We then keep searching for protection from others versus knowing we are secure from within.
It’s important to clear this up for ourselves, through them.
When we cut them off it keeps us believing the stories we’ve told ourselves about them.
Such as, my Mom’s a narcissist or my Dad isn’t capable of expressing emotions. When in fact as human beings we are dynamic. We are many things for lots of reasons, and to boil our parents down to certain labels only impacts our ability to relate to them and ourselves.
It keeps them as people that are “broken” in some way, and if we came from people that are “broken” then on a subconscious level we also see ourselves that way too, as unworthy.
For example, if we believe our Mom’s a narcissist, even if she is, that distorts our relationship with ourselves because we come from her. There are parts of ourselves that are like her and when we reject her it solidifies those qualities in us.
If you felt your Mom made everything about herself, then you might have the tendency to judge yourself if you express what you desire, or you feel more comfortable supporting others, making it hard to receive or ask for support.
Most of us think that if we resist, even condemn, being like our parents, then we will keep ourselves from repeating how they show up. But instead what you resist persists.
And if we were to cut them off, we would never get a chance to move through our stories of them and experience something different, the parts of them that would help then shift our perspective and set us free to find who we are.
When we cut them off it keeps us from feeling free.
Whether you have a great relationship with your parents but they occasionally annoy you, or you have a strained relationship with them, or it feels toxic, as a child we’ve all subconsciously decided how much we’re loved or not loved and that still plays a role in our lives today.
Maybe you struggle with self doubt, feeling invisible, different, misunderstood, or that you’re not a priority. Everyone has some translation like this that was made within childhood, which has us disconnect or shut down in some way. These moments of disconnecting often come up when triggered.
We can heal those places within us that still feel unloved and unseen through our parents. No matter what kind of parents you have.
I’ve even heard some say to me, “I’ve forgiven my parents I just don’t need them in my life.”
I totally get that, and maybe you have forgiven them, but if your perception of them is the same then you are not free.
Are there any circumstances in which I would say it’s a good idea to cut off your relationship with your parents?
Karmically there’s a reason your soul chose them and their souls chose you.
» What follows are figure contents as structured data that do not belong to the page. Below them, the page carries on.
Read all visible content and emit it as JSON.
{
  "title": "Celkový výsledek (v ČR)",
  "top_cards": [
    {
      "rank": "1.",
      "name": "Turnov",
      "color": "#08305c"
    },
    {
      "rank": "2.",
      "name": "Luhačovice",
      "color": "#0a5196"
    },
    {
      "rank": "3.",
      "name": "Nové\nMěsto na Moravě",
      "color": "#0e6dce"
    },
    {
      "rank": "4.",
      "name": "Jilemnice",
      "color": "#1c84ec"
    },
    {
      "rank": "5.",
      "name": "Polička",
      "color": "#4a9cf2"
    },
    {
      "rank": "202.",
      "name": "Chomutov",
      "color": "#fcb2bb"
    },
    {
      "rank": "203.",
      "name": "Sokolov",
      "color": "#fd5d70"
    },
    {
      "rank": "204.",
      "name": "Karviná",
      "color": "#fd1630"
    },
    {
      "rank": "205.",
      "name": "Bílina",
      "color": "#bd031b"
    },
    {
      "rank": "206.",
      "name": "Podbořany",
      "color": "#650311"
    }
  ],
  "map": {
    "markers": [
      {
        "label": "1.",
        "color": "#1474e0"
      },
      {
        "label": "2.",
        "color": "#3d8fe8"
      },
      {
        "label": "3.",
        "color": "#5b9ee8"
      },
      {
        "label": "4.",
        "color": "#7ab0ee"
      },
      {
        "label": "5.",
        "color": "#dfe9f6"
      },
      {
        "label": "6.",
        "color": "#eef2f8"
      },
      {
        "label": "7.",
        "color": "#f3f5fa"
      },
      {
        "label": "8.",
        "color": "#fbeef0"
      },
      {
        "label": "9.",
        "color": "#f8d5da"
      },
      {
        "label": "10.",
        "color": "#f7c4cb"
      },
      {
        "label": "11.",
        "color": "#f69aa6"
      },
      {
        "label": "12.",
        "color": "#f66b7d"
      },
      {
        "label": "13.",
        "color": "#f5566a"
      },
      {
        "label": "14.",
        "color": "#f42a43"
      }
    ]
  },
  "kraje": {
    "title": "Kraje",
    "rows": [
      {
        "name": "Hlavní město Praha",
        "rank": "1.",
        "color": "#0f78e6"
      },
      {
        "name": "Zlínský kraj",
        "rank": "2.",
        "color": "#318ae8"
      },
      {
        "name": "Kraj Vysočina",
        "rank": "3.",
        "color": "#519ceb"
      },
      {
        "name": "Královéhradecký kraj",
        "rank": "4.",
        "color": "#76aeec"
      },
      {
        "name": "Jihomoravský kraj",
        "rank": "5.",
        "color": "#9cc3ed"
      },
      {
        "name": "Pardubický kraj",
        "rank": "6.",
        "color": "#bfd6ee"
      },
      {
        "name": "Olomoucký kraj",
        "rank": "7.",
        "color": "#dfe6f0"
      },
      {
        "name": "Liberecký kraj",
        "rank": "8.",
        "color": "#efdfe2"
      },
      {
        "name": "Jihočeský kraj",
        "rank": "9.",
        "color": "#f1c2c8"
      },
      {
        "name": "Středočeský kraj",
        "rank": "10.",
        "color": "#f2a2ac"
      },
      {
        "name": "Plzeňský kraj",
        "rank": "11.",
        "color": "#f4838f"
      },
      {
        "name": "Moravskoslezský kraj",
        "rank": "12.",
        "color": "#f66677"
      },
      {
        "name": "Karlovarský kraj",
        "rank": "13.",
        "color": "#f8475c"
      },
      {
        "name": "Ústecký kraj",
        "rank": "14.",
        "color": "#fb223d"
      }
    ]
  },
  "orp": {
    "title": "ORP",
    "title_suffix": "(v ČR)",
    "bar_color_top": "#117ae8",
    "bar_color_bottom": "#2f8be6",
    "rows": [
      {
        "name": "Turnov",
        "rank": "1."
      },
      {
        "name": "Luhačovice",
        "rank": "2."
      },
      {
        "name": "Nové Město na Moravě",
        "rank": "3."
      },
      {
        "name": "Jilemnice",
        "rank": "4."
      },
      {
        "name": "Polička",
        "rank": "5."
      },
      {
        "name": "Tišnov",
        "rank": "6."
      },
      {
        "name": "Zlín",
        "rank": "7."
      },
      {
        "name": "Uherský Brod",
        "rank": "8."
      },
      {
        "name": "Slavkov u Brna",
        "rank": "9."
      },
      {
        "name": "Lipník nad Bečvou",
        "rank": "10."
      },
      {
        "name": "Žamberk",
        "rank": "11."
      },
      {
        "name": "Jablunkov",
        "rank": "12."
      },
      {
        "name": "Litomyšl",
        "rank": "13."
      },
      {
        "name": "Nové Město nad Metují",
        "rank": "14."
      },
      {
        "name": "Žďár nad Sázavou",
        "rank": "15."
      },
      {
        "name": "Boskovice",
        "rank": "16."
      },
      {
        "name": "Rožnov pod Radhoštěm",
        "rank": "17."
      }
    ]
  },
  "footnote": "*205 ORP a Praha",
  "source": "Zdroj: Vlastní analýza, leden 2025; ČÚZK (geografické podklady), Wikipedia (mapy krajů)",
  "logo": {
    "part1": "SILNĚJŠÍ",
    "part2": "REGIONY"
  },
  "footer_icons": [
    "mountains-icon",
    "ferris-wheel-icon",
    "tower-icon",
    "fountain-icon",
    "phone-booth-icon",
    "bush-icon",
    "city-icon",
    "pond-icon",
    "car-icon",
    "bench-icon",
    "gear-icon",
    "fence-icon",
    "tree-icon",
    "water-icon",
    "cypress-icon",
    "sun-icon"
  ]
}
There is life to be worked out through them, and if we can get to that peaceful place inside of us, and still feel a connection to them, even without having a physical connection, then YES.
Here’s the thing… I would NEVER want anyone to put themselves in a situation where they are unsafe, hence I walk people through The Parent Work™ process that shows them how to interact with their parents from a completely different energy, one they’ve never experienced before. If you’re curious about working with me in this process, simply fill out this form, and my team will get back to you.
If we can start to look at the relationship with our parents as a pathway to realizing ourselves, to evolving, and discovering new parts of who we can be, this can be a new way to relate to the most influential relationship in our lives.